Increasing the school test supply will likely be too late for many trying to safely navigate the Omicron surge, which is already showing signs of cresting, The Associated Press reported. 

In some large urban districts, schools are struggling to get their students tested. New York's schools announced last week that they were doubling participation in their regular surveillance testing. But union officials noted at the expanded level, the optional screenings covered only 20 percent of the district's students at most, The New York Times reported. 

Just over 17 percent of US children ages 5 to 11 were fully vaccinated as of Tuesday, more than two months after shots for the age group became available, health officials said.

Vaccinations among elementary school children surged after the shots were introduced in the fall, but the numbers have increased slowly, and Omicron's spread appears to have had little impact.

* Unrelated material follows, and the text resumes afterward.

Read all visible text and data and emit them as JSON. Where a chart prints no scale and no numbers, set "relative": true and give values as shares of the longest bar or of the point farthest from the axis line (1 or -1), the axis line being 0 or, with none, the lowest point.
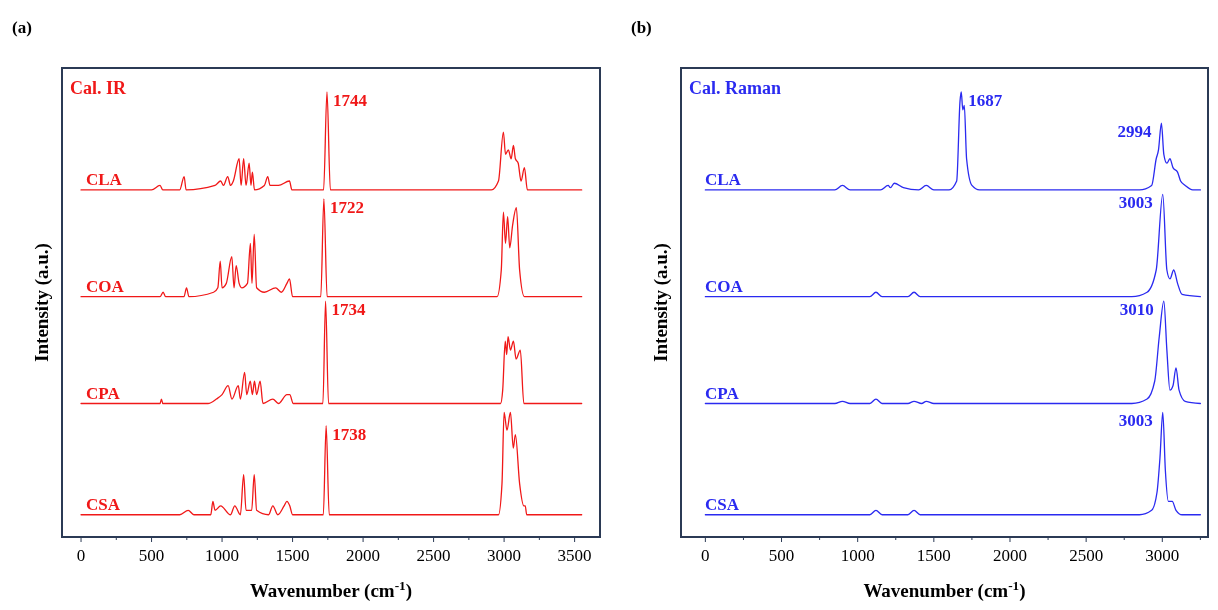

The low rates are "very disturbing", said Dr Robert Murphy, executive director for the Institute for Global Health at Northwestern University's Feinberg School of Medicine. Hospitalizations of children under 18 have climbed to their highest levels on record in the past few weeks.

In Tennessee, lawmakers have proposed a bill that would allow parents who disagree with COVID-19 protocols in their school districts to remove their children from the schools and be given a voucher to attend a different school, FOX13 Memphis reported. The vouchers would be available to students in districts where they were not offered 180 days in class due to the pandemic or where a mask mandate was imposed, the station reported.

The continuing pandemic is also taking its toll on recruitment by the US Army, which for the first time is offering a maximum enlistment bonus of $50,000 to highly skilled recruits who join for six years, The Associated Press reported Thursday. Until now, the Army has offered a maximum bonus of $40,000.

Major General Kevin Vereen, head of Army Recruiting Command, told AP that shuttered schools and the competitive job market over the past year have posed significant challenges for recruiters. 

Last year, the Army's recruiting goal was 57,500, and Vereen said it will be about the same this year.